While the catering side of Dean & DeLuca is “indefinitely closed,” according to the response I got from the company, the Soho store is not — and let’s hope that’s not just wishful thinking on their part. After expanding to 42 stores globally, Soho is one of only four still open (two here and two in Honolulu, oddly), which had local folks (M., K.) wondering when the death knell would sound here. The store opened in Soho in 1977, moved to its current location in 1988 but is now headquartered in Wichita, Kansas, which, you know, might be the essence of the problem. It’s the common tale of remote corporate ownership ruining a perfectly fabulous home-grown business that for a while expanded organically and actually made money.
There’s lots of stories on what went wrong, if you want to do the deeper dive: The Times reports that the company, which is owned by Pace Development in Bangkok, has defaulted on mandated payments to former employees and stalled payments to current employees. Eater has a good historical analysis, explaining how Pace, which bought the company for $140 million, had plans — as of 2014 — to expand to hundreds of stores across 15 countries. And then the Washington Post does a broader economic analysis of why high-end grocers are no longer riding the crest of the wave; it’s the smaller discount grocers that are trending. Finally, there’s also this farewell on Grub Street, which hopefully is premature.
It’s been headquartered in Wichita since the 90s. I promise that’s not the problem.
Inside story. Over leveraged foreign buyer runs icon into the ground while stripping overseas assets. Stupidly, greed, ego and avarice. They company did nothing wrong and there is nothing wrong with the lux market. Its was always just slightly profitable, This is a story of non payment of bills, transfer of cash sales overseas, incompetence and greed.
To note there as only ever been a max of 12 retail stores in the United States, never 40+ like everyone keeps saying.
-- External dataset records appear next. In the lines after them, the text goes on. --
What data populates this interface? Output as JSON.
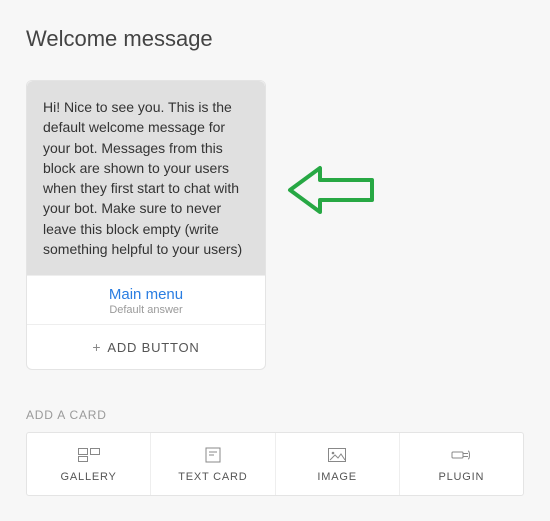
{
  "page_title": "Welcome message",
  "welcome_card": {
    "text": "Hi! Nice to see you. This is the default welcome message for your bot. Messages from this block are shown to your users when they first start to chat with your bot. Make sure to never leave this block empty (write something helpful to your users)",
    "menu_link": "Main menu",
    "menu_sub": "Default answer",
    "add_button_label": "ADD BUTTON"
  },
  "add_card": {
    "section_label": "ADD A CARD",
    "options": {
      "gallery": "GALLERY",
      "text_card": "TEXT CARD",
      "image": "IMAGE",
      "plugin": "PLUGIN"
    }
  },
  "annotation": {
    "arrow_color": "#27a844"
  }
}
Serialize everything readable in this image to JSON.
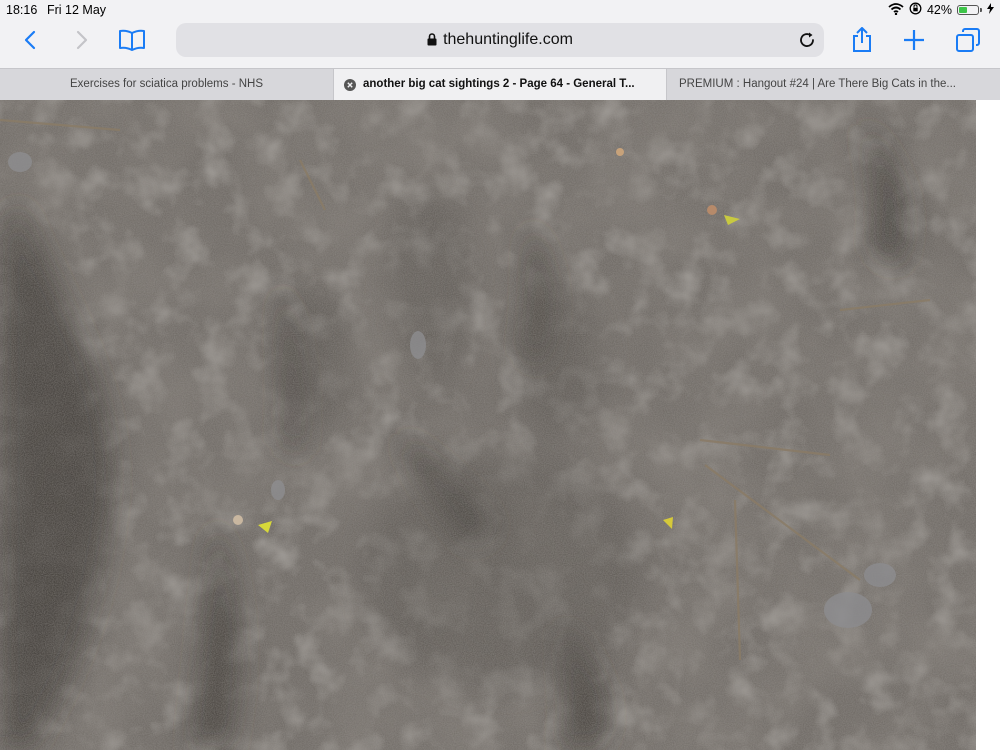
{
  "status": {
    "time": "18:16",
    "date": "Fri 12 May",
    "battery_percent": "42%",
    "battery_level": 0.42,
    "icons": [
      "wifi-icon",
      "orientation-lock-icon",
      "battery-icon",
      "charging-icon"
    ]
  },
  "toolbar": {
    "url": "thehuntinglife.com",
    "icons": [
      "back-icon",
      "forward-icon",
      "bookmarks-icon",
      "reload-icon",
      "share-icon",
      "new-tab-icon",
      "tabs-icon"
    ],
    "accent": "#1a7cf5"
  },
  "tabs": [
    {
      "title": "Exercises for sciatica problems - NHS",
      "active": false
    },
    {
      "title": "another big cat sightings 2 - Page 64 - General T...",
      "active": true
    },
    {
      "title": "PREMIUM : Hangout #24 | Are There Big Cats in the...",
      "active": false
    }
  ],
  "content": {
    "image_alt": ""
  }
}
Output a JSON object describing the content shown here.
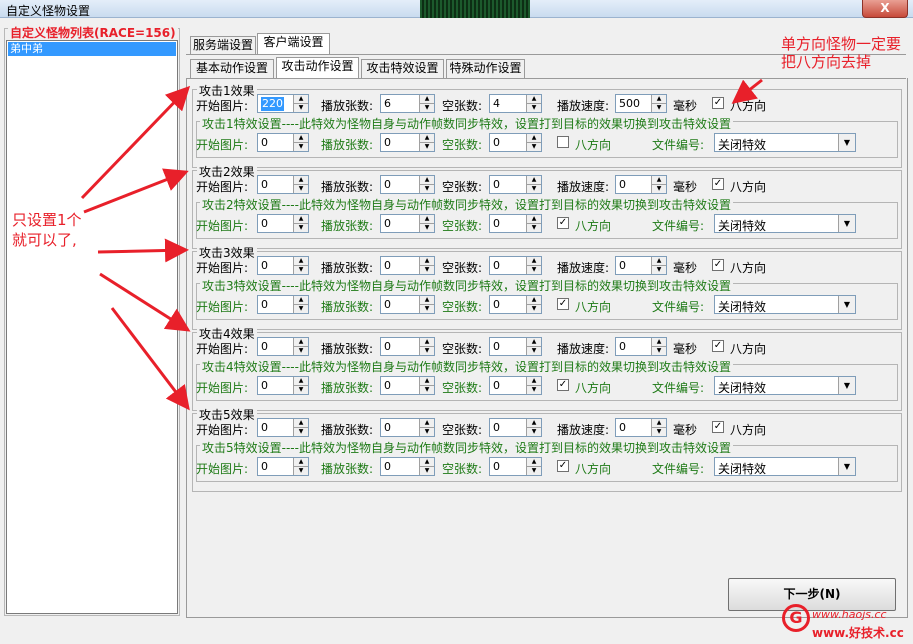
{
  "window": {
    "title": "自定义怪物设置",
    "close_label": "X"
  },
  "monster_list": {
    "title": "自定义怪物列表(RACE=156)",
    "items": [
      "弟中弟"
    ],
    "selected": "弟中弟"
  },
  "tabs_top": [
    {
      "label": "服务端设置",
      "active": false
    },
    {
      "label": "客户端设置",
      "active": true
    }
  ],
  "tabs_sub": [
    {
      "label": "基本动作设置",
      "active": false
    },
    {
      "label": "攻击动作设置",
      "active": true
    },
    {
      "label": "攻击特效设置",
      "active": false
    },
    {
      "label": "特殊动作设置",
      "active": false
    }
  ],
  "labels": {
    "start_pic": "开始图片:",
    "play_count": "播放张数:",
    "blank_count": "空张数:",
    "play_speed": "播放速度:",
    "ms": "毫秒",
    "eight_dir": "八方向",
    "file_no": "文件编号:"
  },
  "effects": [
    {
      "title": "攻击1效果",
      "start": "220",
      "play": "6",
      "blank": "4",
      "speed": "500",
      "eight_dir": true,
      "sub_title": "攻击1特效设置----此特效为怪物自身与动作帧数同步特效，设置打到目标的效果切换到攻击特效设置",
      "sub_start": "0",
      "sub_play": "0",
      "sub_blank": "0",
      "sub_eight_dir": false,
      "file": "关闭特效"
    },
    {
      "title": "攻击2效果",
      "start": "0",
      "play": "0",
      "blank": "0",
      "speed": "0",
      "eight_dir": true,
      "sub_title": "攻击2特效设置----此特效为怪物自身与动作帧数同步特效，设置打到目标的效果切换到攻击特效设置",
      "sub_start": "0",
      "sub_play": "0",
      "sub_blank": "0",
      "sub_eight_dir": true,
      "file": "关闭特效"
    },
    {
      "title": "攻击3效果",
      "start": "0",
      "play": "0",
      "blank": "0",
      "speed": "0",
      "eight_dir": true,
      "sub_title": "攻击3特效设置----此特效为怪物自身与动作帧数同步特效，设置打到目标的效果切换到攻击特效设置",
      "sub_start": "0",
      "sub_play": "0",
      "sub_blank": "0",
      "sub_eight_dir": true,
      "file": "关闭特效"
    },
    {
      "title": "攻击4效果",
      "start": "0",
      "play": "0",
      "blank": "0",
      "speed": "0",
      "eight_dir": true,
      "sub_title": "攻击4特效设置----此特效为怪物自身与动作帧数同步特效，设置打到目标的效果切换到攻击特效设置",
      "sub_start": "0",
      "sub_play": "0",
      "sub_blank": "0",
      "sub_eight_dir": true,
      "file": "关闭特效"
    },
    {
      "title": "攻击5效果",
      "start": "0",
      "play": "0",
      "blank": "0",
      "speed": "0",
      "eight_dir": true,
      "sub_title": "攻击5特效设置----此特效为怪物自身与动作帧数同步特效，设置打到目标的效果切换到攻击特效设置",
      "sub_start": "0",
      "sub_play": "0",
      "sub_blank": "0",
      "sub_eight_dir": true,
      "file": "关闭特效"
    }
  ],
  "next_button": "下一步(N)",
  "annotations": {
    "top_right_line1": "单方向怪物一定要",
    "top_right_line2": "把八方向去掉",
    "left_line1": "只设置1个",
    "left_line2": "就可以了,"
  },
  "watermark": {
    "line1": "www.haojs.cc",
    "line2": "www.好技术.cc"
  },
  "colors": {
    "annotation": "#e8202a",
    "sub_text": "#1e7a16",
    "selection": "#3399ff"
  }
}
They keep misquoting the same incorrect article from nearly five years ago.
Also the SoHo location has bled money for years as has pretty much every NY location. The profitable stores were in Napa and Georgetown, DC.
PACE Development has no business operating in the United States after what it has done to the people that worked for the brand and what it has done to the brand itself.
Whether D & D stays open or not is beside the point for this tax payer – I just don’t want any US tax payer to pick up one cent of the tab…
In other news…does anyone know what’s going on at Zeytuna in the Financial District? For the past month or so, the shelves have been as threadbare as the supermarket in “The Handmaid’s Tale.”
Been going to Zeytuna for 20 years, and definitely had made the same observation. Went in this afternoon to see signs for 40% off grocery items and that loyalty cards are no longer accepted. The cashier told me they are closing, probably at the end of this week. Too bad.
Put a fork in em, they’re finished! The distribution warehouse in Wichita has laid off everyone except for a few accountants to help clean things up. Nothing is left in inventory. The flagship store in SOHO has no chance without inventory.